When I entered the corporate world, I used to be proud with these calls I used to get from time to time. “Sir, you have a pre-approved credit card from {insert reputed bank name here}.” Hmm.. So I am someone important to the economic system now. But as experiences were gained these grew from minor annoyances to whenever the phone shows an unknown number – “oh! not again!”. I used to just ignore these calls, picking up and mumbling “Not Interested”.
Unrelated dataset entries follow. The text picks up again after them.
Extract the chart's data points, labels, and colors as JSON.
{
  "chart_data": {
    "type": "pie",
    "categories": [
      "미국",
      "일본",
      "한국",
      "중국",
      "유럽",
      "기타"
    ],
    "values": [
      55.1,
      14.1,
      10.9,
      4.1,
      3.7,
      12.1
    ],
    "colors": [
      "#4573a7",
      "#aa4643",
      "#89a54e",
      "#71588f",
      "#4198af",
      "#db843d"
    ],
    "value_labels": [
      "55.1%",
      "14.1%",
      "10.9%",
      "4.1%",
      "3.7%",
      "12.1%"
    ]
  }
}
But off late, I decided to make use of such situations in interesting ways. My friends always seem too busy to call frequently nowadays and my family never really has gotten into the habit of talking long over the phone. So who did I have as an alternative? The credit card girls off course (I say girls because if it is a guy who is calling then the old mumbling is still the norm). So began my experiments and adventures.

One

Caller: Hello sir, do you have a credit card?
Me: Yeah.
Caller: Sir but this is a card from HBHBH bank. It has offers that would make your eyeballs jump out of their sockets.
Me: Hmm. Ok. But I am still not interested.
Caller: But whyyy sirrr?
Me: How did you get my number?
Caller: Database gave it to us sir.
Me: Which database? I haven’t registered in any database.
Caller: No sir. I can see your number here.
Me: Ok, miss then can you tell me what my name is.
Caller: Er.. Sorry sir, they have not mentioned your name.
Me: What?? They just provided you with a list of numbers without names?? You want a list then I can give you one too. What are the rates of your provider?
Beep. Call disconnected.

Two

Caller: Hello sir, this is a call from GCEB bank regarding credit cards.
Me: What’s your name?
Caller: Thoolika sir. (Nice name .. dilemma.. should I flirt or talk stern? Hmm.. voice doesn’t sound good, so stern is the go again.)
Me: Are you calling from GCEB bank?
Caller: Off course!
Me: But I work for the HR dept. in GCEB bank. I know for sure that we don’t do direct phone call marketing.
Caller: Actually sir, it came from Database. We are calling from an agency.
Me: Can I speak to your manager?
Caller: No sir.
Me: Why not? If I don’t speak to your manager, I’m going to register a complaint.
Caller: Sorry sir, we work without managers. (I wonder if their agency is hiring)
Beep. Call disconnected.

Three

Caller: Hello sir, I’m calling from RAH bank regarding credit cards.
Me: Are you from an agency?
Caller: No sir, I’m calling from the bank.
Me: Can I speak to your manager
Caller: Sorry for disturbing you sir. Thank y..
Me: If you disconnect now, I’m going to sue you.
Caller: Er. Er.. Just a minute sir, I’ll get my manager.
Manager: Hi sir. This is Priyanka.
Me: How did you get my number?
Manager: Sir its in our database sir.
Me: Whose database?
Manager: HBHBH bank sir.
Me: But your colleague said you were calling from RAH bank?
Manager: Er sir.. er.
Beep. Call disconnect.

If only I could catch hold of Mr. Database one day. Who the hell is he to blurt out my personal details to every Tom, Dick, Priyanka and Thoolika about my personal details? :D

Some of my friends tell me they are only doing their job. Well I respect that. But if you choose a job like this, taunts such as these come as occupational hazards. Call me a cruel pig, but I value my privacy. As far as I am concerned my mobile phone is for me to communicate on things relevant to me. But well, if you encroach… well I have my right to have some fun.